Immunolocalization and confocal microscopy

Whole mount immunofluorescence staining of Arabidopsis seedlings was performed according to Müller et al. (1998). Immunofluorescence detection of actin and tubulin in Arabidopsis seedlings was performed using the freeze-shattering procedure according to Braun et al. (1999).

Cytoplasmic [Ca2+] measurements

Root cells were microinjected with the fluorescent Ca2+-indicating dye Indo-1 conjugated to a 10 kDa dextran (Molecular Probes, Eugene, OR), and [Ca2+] was monitored by confocal ratio imaging, according to Wymer et al. (1997). When roots were induced with 10 μM dexamethasone, only cells showing GFP expression were used in subsequent microinjection and [Ca2+] measurements. In situ calibration using 10 μM Ca2+ ionophore (Br A23187) and a range of BAPTA Ca2+ buffers (Wymer et al., 1997) indicated that the responsiveness of Indo-1 to changes in [Ca2+] was unchanged in the GFP-expressing cells.

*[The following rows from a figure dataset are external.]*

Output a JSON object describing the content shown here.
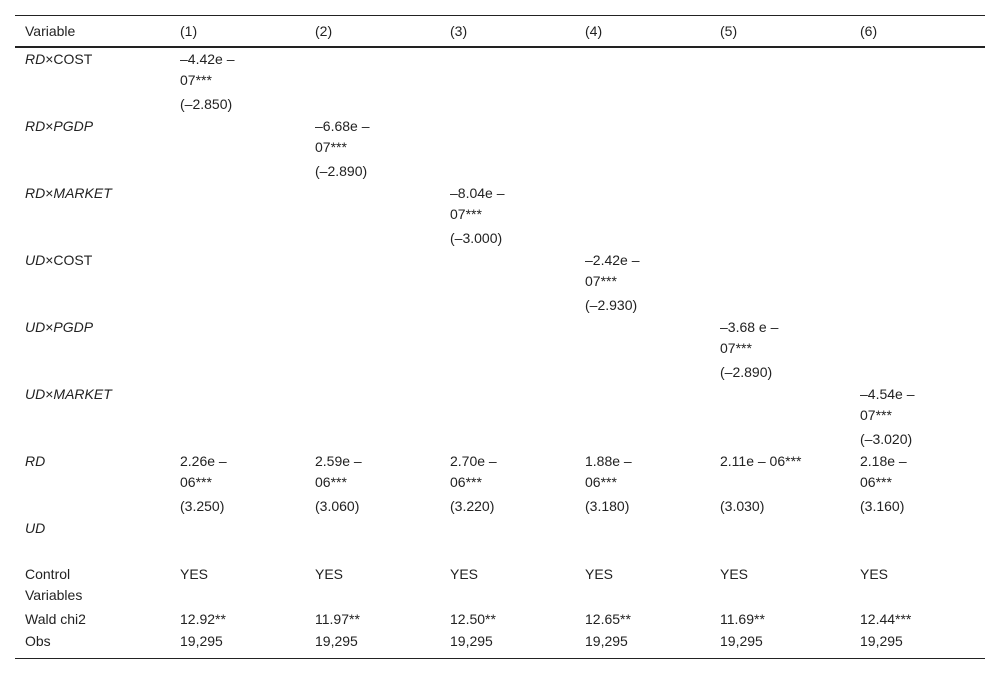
{
  "header": [
    "Variable",
    "(1)",
    "(2)",
    "(3)",
    "(4)",
    "(5)",
    "(6)"
  ],
  "interactions": [
    {
      "prefix": "RD",
      "suffix": "COST",
      "suffix_italic": false,
      "col": 1,
      "coef_line1": "–4.42e –",
      "coef_line2": "07***",
      "t": "(–2.850)"
    },
    {
      "prefix": "RD",
      "suffix": "PGDP",
      "suffix_italic": true,
      "col": 2,
      "coef_line1": "–6.68e –",
      "coef_line2": "07***",
      "t": "(–2.890)"
    },
    {
      "prefix": "RD",
      "suffix": "MARKET",
      "suffix_italic": true,
      "col": 3,
      "coef_line1": "–8.04e –",
      "coef_line2": "07***",
      "t": "(–3.000)"
    },
    {
      "prefix": "UD",
      "suffix": "COST",
      "suffix_italic": false,
      "col": 4,
      "coef_line1": "–2.42e –",
      "coef_line2": "07***",
      "t": "(–2.930)"
    },
    {
      "prefix": "UD",
      "suffix": "PGDP",
      "suffix_italic": true,
      "col": 5,
      "coef_line1": "–3.68 e –",
      "coef_line2": "07***",
      "t": "(–2.890)"
    },
    {
      "prefix": "UD",
      "suffix": "MARKET",
      "suffix_italic": true,
      "col": 6,
      "coef_line1": "–4.54e –",
      "coef_line2": "07***",
      "t": "(–3.020)"
    }
  ],
  "times_sign": "×",
  "rd_row": {
    "label": "RD",
    "coefs": [
      {
        "l1": "2.26e –",
        "l2": "06***"
      },
      {
        "l1": "2.59e –",
        "l2": "06***"
      },
      {
        "l1": "2.70e –",
        "l2": "06***"
      },
      {
        "l1": "1.88e –",
        "l2": "06***"
      },
      {
        "l1": "2.11e – 06***",
        "l2": ""
      },
      {
        "l1": "2.18e –",
        "l2": "06***"
      }
    ],
    "t": [
      "(3.250)",
      "(3.060)",
      "(3.220)",
      "(3.180)",
      "(3.030)",
      "(3.160)"
    ]
  },
  "ud_row": {
    "label": "UD"
  },
  "control_row": {
    "label_line1": "Control",
    "label_line2": "Variables",
    "values": [
      "YES",
      "YES",
      "YES",
      "YES",
      "YES",
      "YES"
    ]
  },
  "wald_row": {
    "label": "Wald chi2",
    "values": [
      "12.92**",
      "11.97**",
      "12.50**",
      "12.65**",
      "11.69**",
      "12.44***"
    ]
  },
  "obs_row": {
    "label": "Obs",
    "values": [
      "19,295",
      "19,295",
      "19,295",
      "19,295",
      "19,295",
      "19,295"
    ]
  }
}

We thank Drs Frantisek Baluška, Matthias Godde, Peter Huijser, Lars Vahlkamp and Dieter Volkmann for help, criticism and constructive reading of the manuscript. We are grateful to Dr N.-H.Chua for providing us with pTA7002. The work was funded by the DFG, the European Communities Biotechnology Programme (Bio4-CT98 0239) and the INCO Copernicus Programme (IC15-CT96-0920). C.S.V.R. is the recipient of an Alexander von Humboldt fellowship and J.F. of a DAAD fellowship.